I'm very much a city person. I love the busyness, the diversity, the unpredictability and the anonymity of big cities. But...I grew up in a small country town - Grenfell, in central west NSW - and I spent the first couple of years of my working life teaching in Narrandera in the Riverina area of NSW. There is something about the landscapes of inland NSW that has entered my soul; I have a sense of belonging when I'm surrounded by the airy spaciousness of the Australian countryside.
So, on my recent trip to Lennox Head on the far north coast of NSW I decided to drive by the longer, inland road. For me, the coast doesn't count as 'country'. It's too green, and too close to the edge of the continent to feel like home. On AliMachenMachen's advice I drove to Armidale (where I spent the night) via Gloucester and Walcha. Wonderful. You emerge from the forests of the slopes of the Great Dividing Range - majestic and enclosing - to the vistas of the highlands.
Judith Wright's poem South of my Days is so apt
South of my days' circle, part of my blood's country
rises that tableland, high delicate outline
of bony slopes wincing under the winter,
low trees, blue-leaved and olive, outcropping granite-
clean, lean, hungry country.
I wasn't too distracted by the landscape to visit the Wool Room in Uralla. The person tending the shop, who I assumed was the owner, was apologetic that her stock had run low at the end of winter. There was wonderful classic-styled clothing made of wool and other woolly fibres, as well as some felted hats and bags in gorgeous colours that had been made by the woman serving me. And yes, I did buy some wool - thick and thin machine-spun DK masquerading as hand-spun, but beautifully hand-dyed in foresty shades of green and brown.

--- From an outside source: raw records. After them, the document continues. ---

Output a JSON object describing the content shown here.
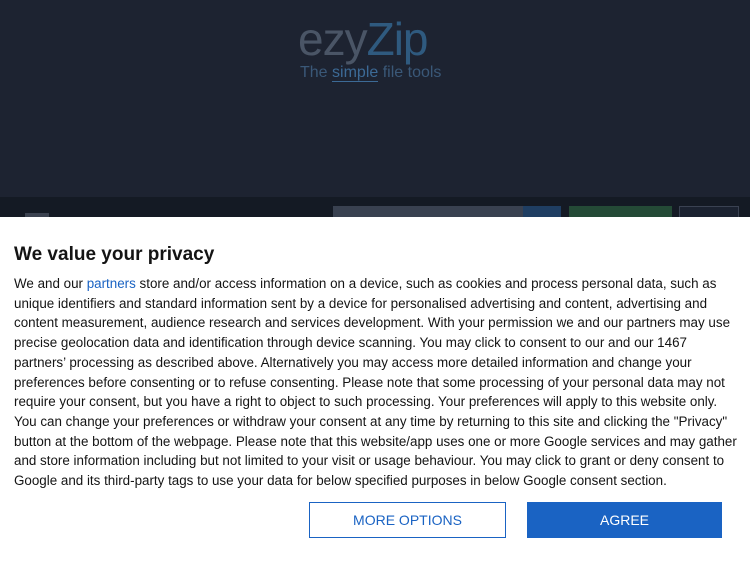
{
  "site": {
    "logo_part1": "ezy",
    "logo_part2": "Zip",
    "tagline_the": "The",
    "tagline_simple": "simple",
    "tagline_rest": "file tools"
  },
  "consent": {
    "title": "We value your privacy",
    "body_before_link": "We and our ",
    "link_text": "partners",
    "body_after_link": " store and/or access information on a device, such as cookies and process personal data, such as unique identifiers and standard information sent by a device for personalised advertising and content, advertising and content measurement, audience research and services development. With your permission we and our partners may use precise geolocation data and identification through device scanning. You may click to consent to our and our 1467 partners’ processing as described above. Alternatively you may access more detailed information and change your preferences before consenting or to refuse consenting. Please note that some processing of your personal data may not require your consent, but you have a right to object to such processing. Your preferences will apply to this website only. You can change your preferences or withdraw your consent at any time by returning to this site and clicking the \"Privacy\" button at the bottom of the webpage. Please note that this website/app uses one or more Google services and may gather and store information including but not limited to your visit or usage behaviour. You may click to grant or deny consent to Google and its third-party tags to use your data for below specified purposes in below Google consent section.",
    "more_options_label": "MORE OPTIONS",
    "agree_label": "AGREE"
  },
  "colors": {
    "accent": "#1a63c3",
    "overlay_bg": "#1d2331"
  }
}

I drove from Armidale to Tenterfield (with the Peter Allen soundtrack echoing in my head) and then plunged down through the forest and the green once-dairy country to the coast. Somehow the lush paddocks that even in my memory were populated by dairy cows seem sad to me. I'm sure it's better for the environment that the cows have gone, but I feel sad for the generations of families who endured the drudgery that was smallhold dairy farming only to have that whole way of life disappear.
My week in Lennox Head passed so quickly. I caught up with old friends, some of whom I have known for all my adult life, talked, read, went out for breakfast (and lunch), visited wonderful farmers' markets and (occasionally) went for walks. Even though it doesn't count as 'country' in my judgment, Lennox Head is undeniably beautiful. There is, of course, the beach which extends for kilometers, and at this time of the year is almost deserted.
On this visit I also discovered the heathland that must have existed before the town was built and is now being monitored and where necessary regenerated by volunteer weeders and land-carers. I had an acute sense of the vulnerability of the heath - not grand enough to be valued by many and seemingly ripe for 'development', and also subject to the rapaciousness of introduced plants and animals, and the capriciousness of fire. We followed the fire paths through the heath,
found a secluded pond, formed within a disused quarry
and wondered at the diversity and curiousness of the plants - the banksias
the flourishing grass trees,
the disintegrating grass trees (perhaps even more wondrous),
and the last of the spring wildflowers.
Did I knit? Well, a bit of progress on both my kimono jacket and flapper scarf, but not as much as I had hoped. I think I might have to face the dreadful truth that when I'm not constrained by time and being busy, I'm lazy - even about something I enjoy as much as my knitting. Perhaps another reason for staying in the city.